Burial by shell explosion: Abasia, tremors. Claw foot persistent two years cured by induced fatigue.

Case 493. (Reeve, September, 1917.)

A man, 24, buried by a shell, February, 1915, had had a functional “claw foot” for more than two years, cured by the Reeve fatigue treatment in less than a week. According to Reeve, claw foot is perhaps the most common of the war contractures, particularly intractable, and often seen out of hospital with an “inside splint.”

After his burial this man could not walk, had tremors, was in bed for four months and on getting up showed strongly inverted foot. Three months’ splint treatment, strong faradic currents, massage, passive movements, special boots with leather wedges to tilt the foot over, were methods of treatment tried, but unsuccessful. At Maghull from November 18, 1916, he was treated by exercises, passive movements, suggestive and reëducative measures, and after a few months got about without sticks.

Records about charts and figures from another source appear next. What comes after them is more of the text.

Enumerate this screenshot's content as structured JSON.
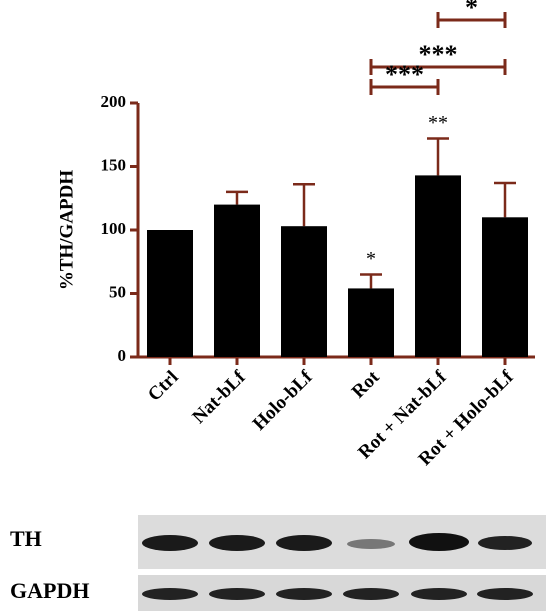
{
  "chart_data": {
    "type": "bar",
    "categories": [
      "Ctrl",
      "Nat-bLf",
      "Holo-bLf",
      "Rot",
      "Rot + Nat-bLf",
      "Rot + Holo-bLf"
    ],
    "values": [
      100,
      120,
      103,
      54,
      143,
      110
    ],
    "errors": [
      0,
      10,
      33,
      11,
      29,
      27
    ],
    "annotations": [
      null,
      null,
      null,
      "*",
      "**",
      null
    ],
    "brackets": [
      "*",
      "***",
      "***"
    ],
    "color": "#000000",
    "axis_color": "#7b2a1a",
    "ylabel": "%TH/GAPDH",
    "ylim": [
      0,
      200
    ],
    "yticks": [
      0,
      50,
      100,
      150,
      200
    ]
  },
  "blot": {
    "labels": [
      "TH",
      "GAPDH"
    ]
  }
}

The claw foot continued. Toward the end of June, 1917, the feet were forcibly flexed and everted for eight hours. The deformity disappeared, but returned slightly next day. Further fatigue treatment for eight hours caused the spasm to cease permanently. He was discharged quite normal, July 20, 1917. Reeve remarks that this fatigue method might be applicable to certain hysterical contractures in civil practice.